The hall of Vailima is (as Mr. Balfour tells us) quite the feature of the house. I have before referred to its size, it covers the whole area of the building. Facing us, as we entered, was the broad polished wooden staircase leading to the upper storey. We passed through the hall and out of a door on the other side of it; somewhere in the back premises we unearthed a Samoan woman, attired in very scanty raiment, busily engaged in peeling potatoes. To her we addressed ourselves, first in English and then in German, but it was all to no purpose. Next we resorted to signs. Pointing to the mountain top, I said, “Tusitala.” The word acted as a talisman, the brown face wreathed itself in smiles, the dark eyes kindled into comprehension. Motioning to us to remain where we were, she disappeared, and soon returned with a small brown girl, whose only garment was a ragged blue pinafore sewn up at the back.
THE HALL OF VAILIMA
The little maiden (she might have been ten or eleven years of age) ran up to us quite gleefully, intimated by smiles and gestures that she was prepared to act as guide, and at once possessed herself of our heavy basket of fruit. We followed her through a little wicket gate which led into a lovely grove with oranges on one side and bananas on the other, the leaves of the latter being larger and more glossy than any I have seen before or since. The play of light and shadow here was something to dream of, and often we stood still too enraptured to pursue our way. Soon we crossed a little mountain stream, clear as crystal, with but a single plank for bridge, and lingered awhile to admire the cream-breasted kingfishers and the numerous little[7] crayfish disporting themselves in and above the water. In time we left the cultivated land behind and followed a slender path into the bush, where under foot was a dense growth of sensitive plant with delicately cut foliage and little fluffy pink ball-like blossoms. Our footsteps were marked by the quivering and shrinking of the shy, tremulous leaves, but as I looked back they once more stood bravely erect. This was the plant that baffled all poor Stevenson’s efforts at eradication, living, thriving, ever renewing itself in spite of him.

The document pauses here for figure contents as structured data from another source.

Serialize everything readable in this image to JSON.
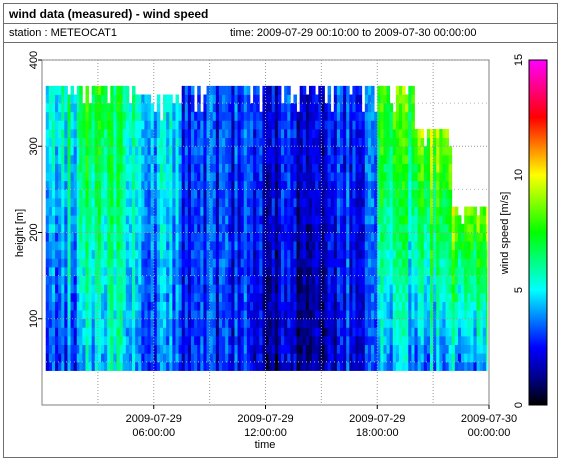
{
  "header": {
    "title": "wind data (measured) - wind speed",
    "station": "station : METEOCAT1",
    "time_range": "time: 2009-07-29 00:10:00 to 2009-07-30 00:00:00"
  },
  "chart_data": {
    "type": "heatmap",
    "title": "wind data (measured) - wind speed",
    "xlabel": "time",
    "ylabel": "height [m]",
    "x_unit": "hours since 2009-07-29 00:00",
    "xlim": [
      0,
      24
    ],
    "ylim": [
      0,
      400
    ],
    "x_ticks": [
      {
        "at": 6,
        "line1": "2009-07-29",
        "line2": "06:00:00"
      },
      {
        "at": 12,
        "line1": "2009-07-29",
        "line2": "12:00:00"
      },
      {
        "at": 18,
        "line1": "2009-07-29",
        "line2": "18:00:00"
      },
      {
        "at": 24,
        "line1": "2009-07-30",
        "line2": "00:00:00"
      }
    ],
    "y_ticks": [
      100,
      200,
      300,
      400
    ],
    "grid": true,
    "colorbar": {
      "label": "wind speed [m/s]",
      "min": 0,
      "max": 15,
      "ticks": [
        0,
        5,
        10,
        15
      ],
      "colormap": "jet-magenta",
      "colors": [
        "#000000",
        "#000090",
        "#0000ff",
        "#0080ff",
        "#00ffff",
        "#00ff80",
        "#00ff00",
        "#80ff00",
        "#ffff00",
        "#ff8000",
        "#ff0000",
        "#ff0080",
        "#ff00ff"
      ]
    },
    "height_range": [
      40,
      365
    ],
    "approximate_profiles": [
      {
        "t_start": 0.2,
        "t_end": 2.0,
        "speed_bottom": 3.5,
        "speed_top": 6.0,
        "top_height": 365
      },
      {
        "t_start": 2.0,
        "t_end": 3.5,
        "speed_bottom": 4.5,
        "speed_top": 7.5,
        "top_height": 365
      },
      {
        "t_start": 3.5,
        "t_end": 5.0,
        "speed_bottom": 5.0,
        "speed_top": 6.5,
        "top_height": 365
      },
      {
        "t_start": 5.0,
        "t_end": 7.5,
        "speed_bottom": 3.5,
        "speed_top": 5.0,
        "top_height": 355
      },
      {
        "t_start": 7.5,
        "t_end": 11.0,
        "speed_bottom": 2.5,
        "speed_top": 2.8,
        "top_height": 365
      },
      {
        "t_start": 11.0,
        "t_end": 16.0,
        "speed_bottom": 1.5,
        "speed_top": 2.5,
        "top_height": 365
      },
      {
        "t_start": 16.0,
        "t_end": 18.0,
        "speed_bottom": 2.5,
        "speed_top": 3.0,
        "top_height": 365
      },
      {
        "t_start": 18.0,
        "t_end": 20.0,
        "speed_bottom": 4.0,
        "speed_top": 8.0,
        "top_height": 365
      },
      {
        "t_start": 20.0,
        "t_end": 22.0,
        "speed_bottom": 4.0,
        "speed_top": 10.0,
        "top_height": 320
      },
      {
        "t_start": 22.0,
        "t_end": 23.9,
        "speed_bottom": 4.0,
        "speed_top": 12.5,
        "top_height": 225
      }
    ]
  }
}
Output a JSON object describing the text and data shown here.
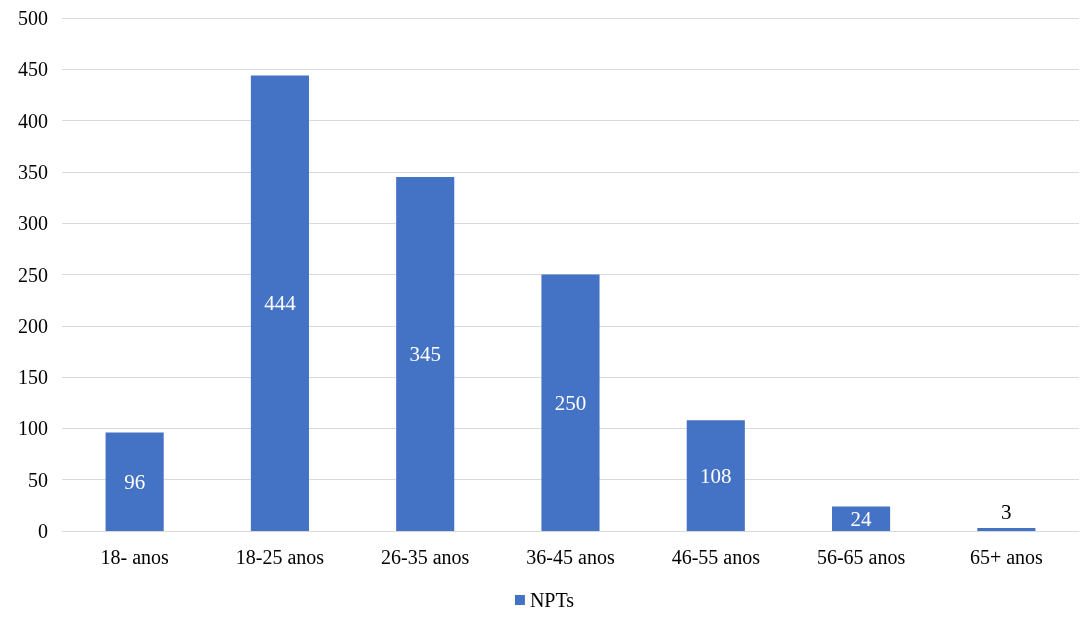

“A fool,” says he, “brought it to this island in a pot, and used to lecture and sentimentalize over the tender thing. The tender thing has now taken charge of this island, and men fight it, with torn hands, for bread and life. A singular insidious thing, shrinking and biting like a weasel, clutching by its roots as a limpet clutches to a rock.”[8]
The trees here were simply magnificent, the fern life too was everywhere abundant, exquisite ferns, such as we grow in our hot-houses at home. Trees, ferns, creepers, flowers were tangled together in a vast net-work of luxuriant vegetation, each individual plant fighting for its very existence, contending for its due share of light, and air, and space. Here it was that Stevenson conceived his poem of “The Woodman”; every word of it came home to me with the inevitableness of absolute truth as we fought our way upward and onward.